Collboni se suma a la mano dura: pide endurecer penas por armas en plena crisis de seguridad
Los delitos en Barcelona han caído un 11,2% en el último año, pero la inseguridad es la principal preocupación de los vecinos, empatada con el acceso a la vivienda. Hasta ahora, el alcalde socialista Jaume Collboni y sus socios soberanistas trataban el problema como una cuestión de «percepción». Las cifras, según el relato oficial, demostraban mejoría. Sin embargo, el discurso ha cambiado.
De la «percepción» a la acción penal
Collboni ha dado un viraje público: enarbola la bandera contra la delincuencia y pide al Congreso que endurezca las penas por tenencia ilícita de armas. Un movimiento que muchos interpretan como electoralista, a menos de un año de las municipales. La alusión a la «morenúa de Ripoll» —en referencia a la candidata de Aliança Catalana, Silvia Orriols— no es casual: el auge de formaciones ultra en Cataluña preocupa al PSC.
La crítica más común señala que el gobierno de coalición tiene margen para actuar desde el ministerio del Interior sin necesidad de reformas penales.

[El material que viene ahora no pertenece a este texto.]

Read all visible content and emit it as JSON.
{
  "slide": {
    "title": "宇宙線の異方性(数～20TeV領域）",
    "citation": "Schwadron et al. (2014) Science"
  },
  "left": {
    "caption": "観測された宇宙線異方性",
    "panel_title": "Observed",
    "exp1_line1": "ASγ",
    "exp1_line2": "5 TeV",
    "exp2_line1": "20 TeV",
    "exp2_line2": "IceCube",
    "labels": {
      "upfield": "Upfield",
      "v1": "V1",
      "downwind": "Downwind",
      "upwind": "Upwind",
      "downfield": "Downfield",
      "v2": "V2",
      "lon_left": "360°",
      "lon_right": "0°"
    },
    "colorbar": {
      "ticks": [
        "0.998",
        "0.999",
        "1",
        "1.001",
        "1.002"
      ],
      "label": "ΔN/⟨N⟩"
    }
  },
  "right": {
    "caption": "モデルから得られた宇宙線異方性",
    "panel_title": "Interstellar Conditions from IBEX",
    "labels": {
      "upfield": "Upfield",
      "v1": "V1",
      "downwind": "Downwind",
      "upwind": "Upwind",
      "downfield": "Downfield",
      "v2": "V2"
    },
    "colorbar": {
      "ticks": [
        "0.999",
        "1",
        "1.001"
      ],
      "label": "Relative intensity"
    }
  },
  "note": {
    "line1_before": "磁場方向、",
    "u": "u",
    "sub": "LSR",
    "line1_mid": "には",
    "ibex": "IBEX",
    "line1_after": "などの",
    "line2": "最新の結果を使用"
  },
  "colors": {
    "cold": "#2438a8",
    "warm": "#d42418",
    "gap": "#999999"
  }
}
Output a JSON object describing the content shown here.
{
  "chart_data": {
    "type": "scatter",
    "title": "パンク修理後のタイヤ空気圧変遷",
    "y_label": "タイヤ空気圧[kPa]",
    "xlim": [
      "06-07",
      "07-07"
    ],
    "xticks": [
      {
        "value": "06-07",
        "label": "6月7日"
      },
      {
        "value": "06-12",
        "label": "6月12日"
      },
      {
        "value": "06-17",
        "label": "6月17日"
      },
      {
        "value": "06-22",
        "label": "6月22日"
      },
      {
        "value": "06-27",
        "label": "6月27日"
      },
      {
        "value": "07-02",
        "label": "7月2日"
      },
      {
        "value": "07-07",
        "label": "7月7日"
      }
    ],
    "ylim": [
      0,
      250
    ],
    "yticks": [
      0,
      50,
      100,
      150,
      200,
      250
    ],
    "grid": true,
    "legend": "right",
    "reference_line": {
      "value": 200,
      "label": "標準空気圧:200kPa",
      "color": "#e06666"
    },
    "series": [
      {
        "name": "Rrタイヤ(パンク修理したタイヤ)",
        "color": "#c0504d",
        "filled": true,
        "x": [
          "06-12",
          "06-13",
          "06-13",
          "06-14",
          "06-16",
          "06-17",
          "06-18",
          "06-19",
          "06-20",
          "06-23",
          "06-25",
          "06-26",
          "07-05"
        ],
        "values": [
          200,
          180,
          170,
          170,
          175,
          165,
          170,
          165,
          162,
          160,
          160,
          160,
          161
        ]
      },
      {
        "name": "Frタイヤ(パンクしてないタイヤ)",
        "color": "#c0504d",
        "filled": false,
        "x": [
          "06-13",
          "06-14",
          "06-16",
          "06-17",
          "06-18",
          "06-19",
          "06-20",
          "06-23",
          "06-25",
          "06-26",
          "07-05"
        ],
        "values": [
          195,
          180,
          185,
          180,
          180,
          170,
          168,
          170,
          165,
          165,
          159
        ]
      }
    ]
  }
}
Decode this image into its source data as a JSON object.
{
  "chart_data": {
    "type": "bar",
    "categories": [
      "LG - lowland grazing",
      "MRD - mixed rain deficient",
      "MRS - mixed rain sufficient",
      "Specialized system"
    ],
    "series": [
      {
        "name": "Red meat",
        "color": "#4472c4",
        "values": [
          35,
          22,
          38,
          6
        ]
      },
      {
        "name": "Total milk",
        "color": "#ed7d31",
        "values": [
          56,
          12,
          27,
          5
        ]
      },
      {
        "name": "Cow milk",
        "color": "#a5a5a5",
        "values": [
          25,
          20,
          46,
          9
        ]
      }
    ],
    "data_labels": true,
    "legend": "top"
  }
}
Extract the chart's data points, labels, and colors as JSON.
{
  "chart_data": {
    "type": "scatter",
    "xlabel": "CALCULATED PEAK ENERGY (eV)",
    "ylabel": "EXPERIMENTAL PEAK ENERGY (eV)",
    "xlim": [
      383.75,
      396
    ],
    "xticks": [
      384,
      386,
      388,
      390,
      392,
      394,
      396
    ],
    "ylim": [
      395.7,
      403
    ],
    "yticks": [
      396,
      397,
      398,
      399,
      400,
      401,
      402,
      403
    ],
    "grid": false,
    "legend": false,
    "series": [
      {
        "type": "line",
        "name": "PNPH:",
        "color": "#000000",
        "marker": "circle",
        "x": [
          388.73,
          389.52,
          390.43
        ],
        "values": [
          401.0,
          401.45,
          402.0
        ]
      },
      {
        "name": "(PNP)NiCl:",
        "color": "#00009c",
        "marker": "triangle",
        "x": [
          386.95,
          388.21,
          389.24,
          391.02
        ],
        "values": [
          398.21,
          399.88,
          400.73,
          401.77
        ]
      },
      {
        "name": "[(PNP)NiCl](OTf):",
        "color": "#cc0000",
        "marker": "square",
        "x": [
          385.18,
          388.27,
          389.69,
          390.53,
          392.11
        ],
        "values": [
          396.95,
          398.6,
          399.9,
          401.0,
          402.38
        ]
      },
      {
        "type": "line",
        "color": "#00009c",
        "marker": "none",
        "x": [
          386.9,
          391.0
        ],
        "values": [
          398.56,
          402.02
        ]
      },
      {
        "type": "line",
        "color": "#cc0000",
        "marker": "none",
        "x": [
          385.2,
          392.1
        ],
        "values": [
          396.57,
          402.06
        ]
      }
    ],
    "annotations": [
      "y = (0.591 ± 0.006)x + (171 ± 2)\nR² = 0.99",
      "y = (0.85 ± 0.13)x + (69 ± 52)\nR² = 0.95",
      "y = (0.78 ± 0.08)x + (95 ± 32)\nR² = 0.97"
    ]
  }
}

El hecho de que el alcalde reclame cambios al Congreso suena a lavado de manos o a cortina de humo, según los analistas. Además, la propuesta se centra en las armas, mientras que la delincuencia callejera, los robos y los hurtos —que más afectan al día a día— no requieren penas más severas, sino más presencia policial y eficacia judicial.
El factor electoral y el desencanto ciudadano
El viraje se produce en un contexto de descontento generalizado. La sensación de impunidad alimenta discursos populistas, y el electorado, según los propios votantes, se siente sin alternativas claras. «No hay a quien votar», resumen algunas voces, que ven tanto a la izquierda tradicional como a la derecha dura como opciones fracasadas.
La pregunta que queda en el aire es si este cambio de tono de Collboni conseguirá revertir la percepción o si, por el contrario, será visto como un gesto tardío e interesado que refuerce la desafección.